When asked whether the company has stopped stocking XL uniforms for female cabin crew staff, Alexandrov told the Associated Press that Aeroflot does not disclose its “internal rules and regulations.”
The two women’s court battle with Russia’s biggest airline has attracted support from some and condemnation from others — at an April news conference, a member of Aeroflot’s advisory board argued it was “quite acceptable to pay for good looks.”
“Aeroflot is a premium airline, and the staff’s looks is definitely one of the things the clients pay for,” said Pavel Danilin, himself an overweight man.
Aeroflot told the AP its advisory board members do not speak on the company’s behalf.
Ksenia Sobchak, a socialite turned prominent journalist who doesn’t shy from voicing common but unpleasant opinions, said she understands why Aeroflot would want to get rid of older and less physically attractive women.
“If you build a beautiful company, you have the right to demand that your staff look good,” Sobchak said on the Dozhd television channel after the April ruling. “Why would you become a flight attendant if your butt is this big?”

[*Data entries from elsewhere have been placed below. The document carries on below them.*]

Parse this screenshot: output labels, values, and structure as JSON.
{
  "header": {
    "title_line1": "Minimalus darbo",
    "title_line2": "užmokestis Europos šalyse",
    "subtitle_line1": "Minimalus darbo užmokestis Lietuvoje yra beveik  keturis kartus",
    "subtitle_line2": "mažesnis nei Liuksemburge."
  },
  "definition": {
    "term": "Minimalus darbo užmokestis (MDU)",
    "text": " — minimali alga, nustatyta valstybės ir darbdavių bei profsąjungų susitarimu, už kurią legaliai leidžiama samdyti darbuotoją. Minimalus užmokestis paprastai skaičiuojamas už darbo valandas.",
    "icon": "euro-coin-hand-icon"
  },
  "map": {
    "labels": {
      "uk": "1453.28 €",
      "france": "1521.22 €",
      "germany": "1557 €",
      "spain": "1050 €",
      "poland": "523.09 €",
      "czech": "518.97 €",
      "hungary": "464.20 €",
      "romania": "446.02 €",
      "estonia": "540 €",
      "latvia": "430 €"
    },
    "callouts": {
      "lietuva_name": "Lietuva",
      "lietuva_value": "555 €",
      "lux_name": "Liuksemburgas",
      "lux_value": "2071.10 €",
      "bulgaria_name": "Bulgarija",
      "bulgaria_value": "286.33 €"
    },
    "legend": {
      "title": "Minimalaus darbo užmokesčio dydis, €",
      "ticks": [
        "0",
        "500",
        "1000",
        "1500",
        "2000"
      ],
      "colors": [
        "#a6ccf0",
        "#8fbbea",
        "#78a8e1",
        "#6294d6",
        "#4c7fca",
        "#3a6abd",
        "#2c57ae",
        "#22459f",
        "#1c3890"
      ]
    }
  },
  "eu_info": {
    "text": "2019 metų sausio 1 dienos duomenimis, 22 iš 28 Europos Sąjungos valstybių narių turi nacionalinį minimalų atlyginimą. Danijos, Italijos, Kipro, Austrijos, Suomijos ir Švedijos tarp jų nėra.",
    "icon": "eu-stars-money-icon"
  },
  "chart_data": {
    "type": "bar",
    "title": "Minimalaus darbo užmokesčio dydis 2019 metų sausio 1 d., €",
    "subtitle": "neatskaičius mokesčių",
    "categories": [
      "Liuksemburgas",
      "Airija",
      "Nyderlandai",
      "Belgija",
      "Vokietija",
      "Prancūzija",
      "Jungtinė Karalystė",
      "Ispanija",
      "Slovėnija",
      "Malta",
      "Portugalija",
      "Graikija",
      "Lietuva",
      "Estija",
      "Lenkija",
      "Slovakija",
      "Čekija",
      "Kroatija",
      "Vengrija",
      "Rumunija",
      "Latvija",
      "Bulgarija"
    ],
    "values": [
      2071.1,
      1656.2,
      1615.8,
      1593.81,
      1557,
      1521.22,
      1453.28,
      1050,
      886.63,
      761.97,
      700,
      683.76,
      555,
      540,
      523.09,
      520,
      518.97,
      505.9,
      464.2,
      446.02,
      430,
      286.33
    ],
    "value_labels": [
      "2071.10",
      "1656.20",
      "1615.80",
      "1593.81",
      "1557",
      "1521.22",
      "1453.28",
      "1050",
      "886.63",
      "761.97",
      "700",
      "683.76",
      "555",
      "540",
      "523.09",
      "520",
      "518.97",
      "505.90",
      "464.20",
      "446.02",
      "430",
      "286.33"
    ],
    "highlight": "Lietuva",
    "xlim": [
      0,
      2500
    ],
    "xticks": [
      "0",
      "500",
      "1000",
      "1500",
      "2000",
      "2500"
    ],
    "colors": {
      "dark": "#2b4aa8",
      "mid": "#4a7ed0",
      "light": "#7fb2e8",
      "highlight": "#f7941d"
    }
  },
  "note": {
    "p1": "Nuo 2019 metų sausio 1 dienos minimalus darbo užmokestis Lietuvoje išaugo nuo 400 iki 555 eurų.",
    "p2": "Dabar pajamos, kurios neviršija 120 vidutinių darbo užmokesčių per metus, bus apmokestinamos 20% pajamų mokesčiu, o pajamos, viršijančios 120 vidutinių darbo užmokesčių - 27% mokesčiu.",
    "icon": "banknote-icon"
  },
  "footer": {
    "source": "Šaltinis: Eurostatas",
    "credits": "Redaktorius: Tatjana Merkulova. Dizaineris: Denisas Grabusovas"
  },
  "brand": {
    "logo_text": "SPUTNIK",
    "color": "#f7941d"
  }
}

Yulia Zakharova, a Moscow-based clinical psychologist, said the public reaction to the trial shows that Russia is still a largely patriarchal society despite decades of Communist gender-equality slogans.
In Soviet times “women were ‘equal’ in a sense that she was to ‘go and get a job’ but then she would come home and make dinner. These expectations are still there,” Zakharova said.
The fact that the female flight attendants are reportedly expected to stay well below size L while men are allowed wear XL shows how underprivileged women are in Russia.
“Society judges women with the eyes of a young man,” Zakharova said.
Magurina, who keeps two sets of size-48 uniforms in her closet, laments that a few inches could undermine her decade of work as a stewardess and seven years with Aeroflot.
“Right now there’s a policy that a flight attendant has to be sexually attractive,” she says. “But our role onboard is different: It’s to ensure safety, not to be an object of sexual desire. This is wrong and hurtful.”